Le Québec peut-il modifier seul la constitution canadienne de manière à faire du français la seule langue officielle de la province? Bien sûr que non.

Le Québec peut-il, comme le prétend l’article 159 de l’actuel projet de loi no 96, modifier seul la constitution canadienne de manière à faire du français l’unique langue officielle de la province? Qu’on le regrette ou non, la réponse à cette question est fort simple: non.

Pourquoi? Parce que la Loi constitutionnelle de 1982 prévoit ce qui suit:

41 Toute modification de la Constitution du Canada portant sur les questions suivantes se fait par proclamation du gouverneur général sous le grand sceau du Canada, autorisée par des résolutions du Sénat, de la Chambre des communes et de l’assemblée législative de chaque province : […] c) sous réserve de l’article 43, l’usage du français ou de l’anglais[.]

43 Les dispositions de la Constitution du Canada applicables à certaines provinces seulement ne peuvent être modifiées que par proclamation du gouverneur général sous le grand sceau du Canada, autorisée par des résolutions du Sénat, de la Chambre des communes et de l’assemblée législative de chaque province concernée. Le présent article s’applique notamment : […] b) aux modifications des dispositions relatives à l’usage du français ou de l’anglais dans une province.

Le statut formellement constitutionnel de l’anglais et du français au Québec est d’ailleurs prévu à l’article 133 de la Loi constitutionnelle de 1867, qui fait de ces deux langues des langues parlementaires, législatives et judiciaires. En voici le texte :

133 Dans les chambres du parlement du Canada et les chambres de la législature de Québec, l’usage de la langue française ou de la langue anglaise, dans les débats, sera facultatif; mais dans la rédaction des archives, procès-verbaux et journaux respectifs de ces chambres, l’usage de ces deux langues sera obligatoire; et dans toute plaidoirie ou pièce de procédure par-devant les tribunaux ou émanant des tribunaux du Canada qui seront établis sous l’autorité de la présente loi, et par-devant tous les tribunaux ou émanant des tribunaux de Québec, il pourra être fait également usage, à faculté, de l’une ou de l’autre de ces langues.

Les lois du parlement du Canada et de la législature de Québec devront être imprimées et publiées dans ces deux langues.

Peut-on faire davantage officiel? Difficilement. Voir d’ailleurs à ce sujet les arrêts Blaikie de 1979 et de 1981, ainsi que l’arrêt McDonald de 1986.

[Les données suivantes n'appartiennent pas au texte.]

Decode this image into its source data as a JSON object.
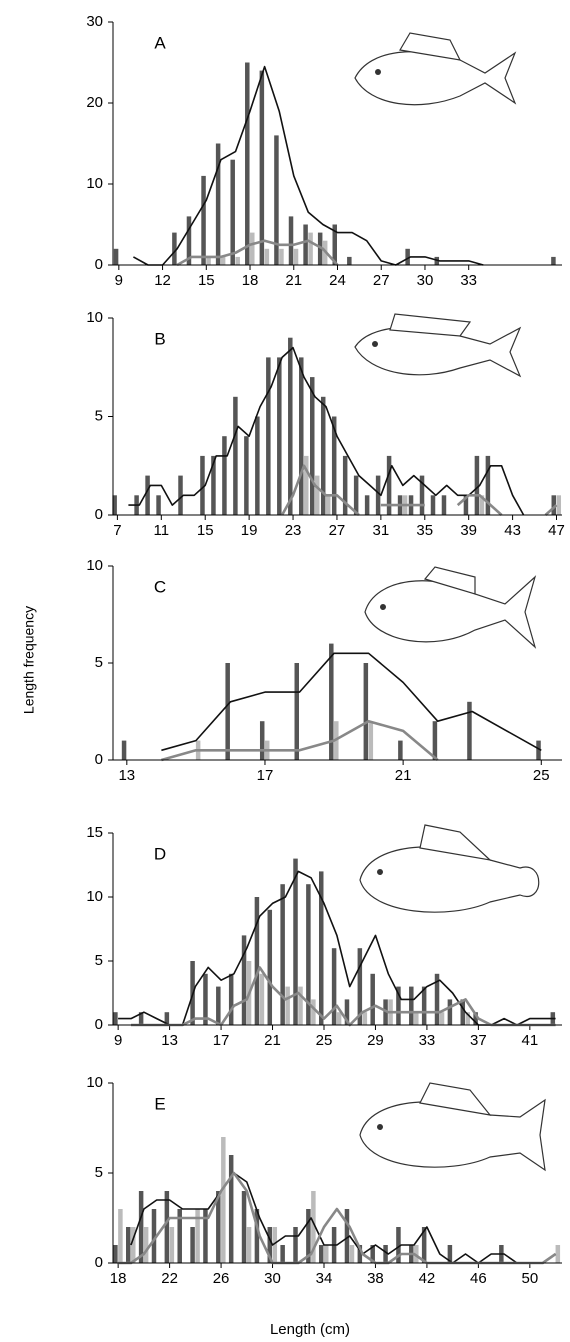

Au demeurant, un législateur ordinaire, dans l’exercice de la compétence prévue à l’article 45 de la Loi constitutionnelle de 1982 par exemple, ne peut pas, sous prétexte de dispositions « déclaratoires », s’approprier, pour les détourner, les effets symboliques accessoires des dispositions de la (vraie) loi constitutionnelle en tant que loi suprême du Canada. Sur ces notions, voire le court article de Patrick Baud, Éléna S. Drouin et moi avons fait paraître dans le Constitutional Forum. Mais c’est en vertu du principe de constitutionnalisme, reconduit et confirmé par le paragraphe 52(1) de la Loi constitutionnelle de 1982, qu’une loi ordinaire ne peut pas même détourner les effets accessoires des dispositions de la loi suprême. Pour qu’il en soit autrement, il faut que ce soit prévu dans celle-ci (comme à l’article premier de la Loi constitutionnelle de 1982) ou admis suivant un « test » jurisprudentiel (tel celui de l’arrêt Sparrow, relatif aux droits constitutionnels reconnus aux peuples autochtones à l’article 35 de la Loi constitutionnelle de 1982, ou encore ceux relatifs à la résolution des conflits de compétences). En dehors de ces exceptions, du reste, il faut se souvenir que les dispositions de la loi suprême (y compris dans leur rapport de conditionnement de validité de la loi ordinaire), doivent être interprétées de manière « architecturale » ou fonctionnaliste, à la lumière de leur objet respectif et propre au sein d’un ensemble cohérent. Inutile, donc, d’insister de manière littérale sur l’emploi du mot « usage », au paragraphe 43b) de la Loi constitutionnelle de 1982, pour tenter de lui faire se dérober une simple « déclaration » de « langue officielle » unique. Dans le Renvoi relatif à la Loi sur la Cour suprême, art 5 et 6 (au par. 106), la majorité a souligné que l’affirmation qu’une disposition est déclaratoire n’écarte pas la possibilité que cette disposition soit incompatible avec la Constitution si son dessein ou son effet est de modifier la Constitution sans se conformer aux procédures de modification prévues par celle-ci.